MUNICH, Germany, Sept. 10 (Xinhua) — Now is the right time for Chinese and European carmakers to strengthen cooperation, as the global automobile industry is undergoing a profound transformation, Luigi Gambardella, president of the Brussels-based international digital association ChinaEU, told Xinhua in an exclusive interview.
Gambardella, who stressed that the winners will be those who build bridges, not walls, noted that the rise of Chinese electric vehicles in Europe has been remarkable.
In July 2025, Chinese carmaker BYD reportedly once again outsold Tesla in the European market. Chinese brands such as NIO and SAIC have also become increasingly visible on European roads.
Some Chinese manufacturers have already invested in building factories or forming joint ventures in Europe, while companies including Xiaomi and Li Auto have chosen to establish R&D centers to prepare for future market expansion.
He pointed out that, on the one hand, Chinese carmakers have developed cost competitiveness through mastery of the entire value chain — from battery innovation to large-scale assembly. On the other hand, their speed of innovation outpaces that of European, American, and Japanese companies, with new models reaching the market more quickly and with a leading position globally in battery technology.
“Chinese carmakers not only provide a price advantage but also appeal to younger European consumers by combining advanced technology with user-oriented design,” Gambardella said.
In his view, uncertainty stemming from U.S. trade policy is weighing heavily on the European automotive industry and having far-reaching consequences. Under the newly concluded U.S.-European Union (EU) trade agreement, Washington now imposes a 15 percent tariff on cars and auto parts exported from the EU, up from the previous 2.5 percent.
“This is nothing short of a severe blow to European automakers and their supply chains,” Gambardella warned.
The automotive industry is a pillar of Europe’s economy, with countries such as Germany, France, and Italy heavily dependent on its vast supply chain, which directly or indirectly supports millions of jobs.
He cautioned that U.S. tariff policy will force European manufacturers either to absorb the higher costs themselves — further squeezing profit margins — or to pass them on to consumers, resulting in a loss of market share.
Even more concerning, the pressure will not be limited to carmakers alone. Upstream suppliers of components and downstream distributors will also be affected, creating a ripple effect across the entire ecosystem.

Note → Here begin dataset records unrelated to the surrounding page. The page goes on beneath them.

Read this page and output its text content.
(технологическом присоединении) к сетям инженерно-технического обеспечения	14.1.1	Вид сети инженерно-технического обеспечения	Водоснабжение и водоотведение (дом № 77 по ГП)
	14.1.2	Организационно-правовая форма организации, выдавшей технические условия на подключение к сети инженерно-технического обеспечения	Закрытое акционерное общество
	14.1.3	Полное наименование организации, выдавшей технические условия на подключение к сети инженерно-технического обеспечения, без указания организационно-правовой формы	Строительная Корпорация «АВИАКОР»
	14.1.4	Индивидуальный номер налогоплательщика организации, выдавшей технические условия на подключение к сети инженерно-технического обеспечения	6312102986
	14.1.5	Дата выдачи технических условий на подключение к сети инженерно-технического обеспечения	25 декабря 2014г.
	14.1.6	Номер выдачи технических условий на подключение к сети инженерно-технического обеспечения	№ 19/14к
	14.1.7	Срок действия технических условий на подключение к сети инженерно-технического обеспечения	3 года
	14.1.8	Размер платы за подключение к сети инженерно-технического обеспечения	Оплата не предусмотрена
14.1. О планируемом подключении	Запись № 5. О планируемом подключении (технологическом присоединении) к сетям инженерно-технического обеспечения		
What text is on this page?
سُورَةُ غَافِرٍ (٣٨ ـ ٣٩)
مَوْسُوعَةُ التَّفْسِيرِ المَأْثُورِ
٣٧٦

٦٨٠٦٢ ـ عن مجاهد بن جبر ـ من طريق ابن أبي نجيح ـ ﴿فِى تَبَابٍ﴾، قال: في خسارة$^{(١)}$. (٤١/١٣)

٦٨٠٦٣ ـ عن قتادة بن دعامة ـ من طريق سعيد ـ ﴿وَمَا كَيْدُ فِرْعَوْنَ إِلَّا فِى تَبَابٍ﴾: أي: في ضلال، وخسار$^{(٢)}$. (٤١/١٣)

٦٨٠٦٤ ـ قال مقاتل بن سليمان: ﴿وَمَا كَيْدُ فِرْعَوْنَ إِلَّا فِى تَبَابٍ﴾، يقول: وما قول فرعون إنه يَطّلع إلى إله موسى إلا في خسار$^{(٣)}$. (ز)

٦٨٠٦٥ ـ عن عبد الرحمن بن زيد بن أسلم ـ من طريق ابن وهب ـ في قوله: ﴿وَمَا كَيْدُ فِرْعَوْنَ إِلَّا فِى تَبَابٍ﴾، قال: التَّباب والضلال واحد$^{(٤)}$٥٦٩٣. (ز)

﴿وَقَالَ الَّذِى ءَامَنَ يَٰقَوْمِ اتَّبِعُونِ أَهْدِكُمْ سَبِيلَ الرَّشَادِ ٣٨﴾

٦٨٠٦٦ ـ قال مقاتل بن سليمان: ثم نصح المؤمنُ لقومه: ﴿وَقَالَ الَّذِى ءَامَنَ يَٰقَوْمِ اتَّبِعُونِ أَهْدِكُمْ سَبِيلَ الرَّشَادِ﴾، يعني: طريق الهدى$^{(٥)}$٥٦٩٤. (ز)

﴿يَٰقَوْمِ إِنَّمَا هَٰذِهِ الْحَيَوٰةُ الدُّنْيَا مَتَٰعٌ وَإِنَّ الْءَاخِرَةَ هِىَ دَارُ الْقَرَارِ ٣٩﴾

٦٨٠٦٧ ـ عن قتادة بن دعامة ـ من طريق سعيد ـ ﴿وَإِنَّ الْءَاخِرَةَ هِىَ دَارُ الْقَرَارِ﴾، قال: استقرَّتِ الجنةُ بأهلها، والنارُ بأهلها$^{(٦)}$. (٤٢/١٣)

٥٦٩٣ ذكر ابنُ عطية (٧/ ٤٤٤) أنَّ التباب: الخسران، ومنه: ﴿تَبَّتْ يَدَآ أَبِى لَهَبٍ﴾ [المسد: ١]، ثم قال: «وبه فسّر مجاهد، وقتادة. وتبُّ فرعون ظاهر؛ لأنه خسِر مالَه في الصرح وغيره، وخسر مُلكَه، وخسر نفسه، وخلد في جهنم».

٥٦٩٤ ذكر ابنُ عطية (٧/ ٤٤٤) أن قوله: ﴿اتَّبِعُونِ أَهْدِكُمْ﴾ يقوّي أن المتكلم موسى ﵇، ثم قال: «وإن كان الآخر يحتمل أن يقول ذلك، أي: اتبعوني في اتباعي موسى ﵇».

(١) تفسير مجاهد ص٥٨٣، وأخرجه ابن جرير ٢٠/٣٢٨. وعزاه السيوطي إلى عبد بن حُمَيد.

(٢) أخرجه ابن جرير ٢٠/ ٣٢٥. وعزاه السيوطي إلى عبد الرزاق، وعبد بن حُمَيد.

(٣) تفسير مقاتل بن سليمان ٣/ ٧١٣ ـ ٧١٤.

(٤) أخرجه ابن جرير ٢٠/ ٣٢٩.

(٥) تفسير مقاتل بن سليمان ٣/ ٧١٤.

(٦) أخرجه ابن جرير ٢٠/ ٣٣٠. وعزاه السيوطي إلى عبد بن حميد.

Gambardella emphasized that the European auto sector is already in the midst of a challenging transition toward electrification, autonomous driving, and decarbonization — a shift that requires substantial investment in R&D and production.
Against the backdrop of an increasingly complex and volatile global environment, Gambardella called for deeper cooperation between Chinese and European automakers — from manufacturing and battery development to charging networks and sustainable materials.